A similar, but inverted dynamic can be seen in more performatory, live-action IHM,
such as Barnards Reacting to the Past program, Model United Nations, and historical tabletop
roleplaying games. These types of IHM have more than one agent within the historical setting
and (usually) none of them have an especially privileged role. They require active collaboration
between individuals in order to perform the reality which composes the media. For example, the
Weird War 2 setting for the tabletop historical fantasy roleplaying game Savage Worlds, has
agents adopt historical personae (like werewolf Nazis, mecha-Americans, psychic Russians, you
know) with a system designed to streamline any interactions with the games mechanics, as these
IHM typically substitute more complex mechanics with the challenge of collaboration. While
there is a mass historical narrative that is constructed amongst the interactions between agents,
creating a mass history, each individual experience of that narrative is markedly different and
pronounced from others based upon their individual history.
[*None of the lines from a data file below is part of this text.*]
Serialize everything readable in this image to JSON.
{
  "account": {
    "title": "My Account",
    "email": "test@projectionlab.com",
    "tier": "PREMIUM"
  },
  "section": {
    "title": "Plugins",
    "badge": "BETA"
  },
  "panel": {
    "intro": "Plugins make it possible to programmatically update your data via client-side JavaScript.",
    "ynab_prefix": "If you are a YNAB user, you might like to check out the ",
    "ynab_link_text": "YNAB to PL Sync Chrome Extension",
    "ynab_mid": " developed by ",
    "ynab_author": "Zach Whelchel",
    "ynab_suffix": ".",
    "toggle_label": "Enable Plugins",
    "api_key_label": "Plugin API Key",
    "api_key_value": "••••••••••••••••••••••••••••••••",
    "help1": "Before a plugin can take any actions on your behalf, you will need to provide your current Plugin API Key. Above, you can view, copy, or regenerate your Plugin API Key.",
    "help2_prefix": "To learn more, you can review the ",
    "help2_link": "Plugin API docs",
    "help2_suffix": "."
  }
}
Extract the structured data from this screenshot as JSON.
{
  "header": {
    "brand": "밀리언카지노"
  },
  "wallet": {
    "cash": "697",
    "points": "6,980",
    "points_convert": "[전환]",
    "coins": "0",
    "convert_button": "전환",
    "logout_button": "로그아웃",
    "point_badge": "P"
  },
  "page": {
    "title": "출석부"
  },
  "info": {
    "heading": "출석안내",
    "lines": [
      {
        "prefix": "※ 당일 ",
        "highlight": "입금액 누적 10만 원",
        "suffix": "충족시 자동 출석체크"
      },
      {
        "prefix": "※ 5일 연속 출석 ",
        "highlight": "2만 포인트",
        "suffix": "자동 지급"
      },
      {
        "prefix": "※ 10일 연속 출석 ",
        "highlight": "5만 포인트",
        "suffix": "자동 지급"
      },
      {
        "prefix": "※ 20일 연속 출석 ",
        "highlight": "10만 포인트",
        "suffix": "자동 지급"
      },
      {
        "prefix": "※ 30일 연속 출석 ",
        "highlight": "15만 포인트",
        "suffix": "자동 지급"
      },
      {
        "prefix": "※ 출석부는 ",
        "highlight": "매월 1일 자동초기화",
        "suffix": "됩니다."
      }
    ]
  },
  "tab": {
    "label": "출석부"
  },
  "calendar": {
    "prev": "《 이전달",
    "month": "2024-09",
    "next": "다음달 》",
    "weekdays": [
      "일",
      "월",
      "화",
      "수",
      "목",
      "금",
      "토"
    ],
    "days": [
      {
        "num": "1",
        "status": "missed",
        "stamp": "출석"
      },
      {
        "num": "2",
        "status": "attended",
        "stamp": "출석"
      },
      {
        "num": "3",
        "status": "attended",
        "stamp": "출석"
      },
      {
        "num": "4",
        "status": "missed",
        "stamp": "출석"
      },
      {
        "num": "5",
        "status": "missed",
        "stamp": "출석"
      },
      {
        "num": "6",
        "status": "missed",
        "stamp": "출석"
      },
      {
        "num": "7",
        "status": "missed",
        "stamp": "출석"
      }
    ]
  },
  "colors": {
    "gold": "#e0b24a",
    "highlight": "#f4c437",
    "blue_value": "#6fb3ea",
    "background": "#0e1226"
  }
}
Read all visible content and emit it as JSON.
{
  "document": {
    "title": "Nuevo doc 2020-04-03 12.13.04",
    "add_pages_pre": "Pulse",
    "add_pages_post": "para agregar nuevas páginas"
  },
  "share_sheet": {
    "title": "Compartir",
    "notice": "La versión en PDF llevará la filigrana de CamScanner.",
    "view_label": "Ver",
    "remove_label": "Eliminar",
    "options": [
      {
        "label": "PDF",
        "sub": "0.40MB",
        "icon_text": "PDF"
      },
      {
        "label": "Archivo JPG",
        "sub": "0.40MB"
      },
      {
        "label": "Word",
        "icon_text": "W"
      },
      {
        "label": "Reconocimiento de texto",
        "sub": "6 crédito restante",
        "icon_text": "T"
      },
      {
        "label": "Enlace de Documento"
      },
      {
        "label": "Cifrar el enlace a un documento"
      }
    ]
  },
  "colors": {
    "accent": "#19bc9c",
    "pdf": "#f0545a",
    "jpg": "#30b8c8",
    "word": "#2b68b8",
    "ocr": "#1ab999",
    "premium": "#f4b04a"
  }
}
What has caused most of the controversy surrounding IHM is its ability to vindicate the
agents actions so long as they conform to the abstractions created by the designer. The format is
able to validate or invalidate specific historical opinions in a way that previous historical media
have been unable to aspire to. These media require a unique social interaction with the designers
of the historical media, who are able to populate their media with abstractions that meet their
own values regarding the past. The individual histories which can be derived from this
reenactment or performance of the past are potentially terrifying and lend themselves to a greater
application of the past within our daily lives. While the glorification of militarism depicted in
Fredicus Rex is not nearly as effective as it is in Call of Duty, empathy with the past has never
been more accessible then through games like Brenda Romeros Train.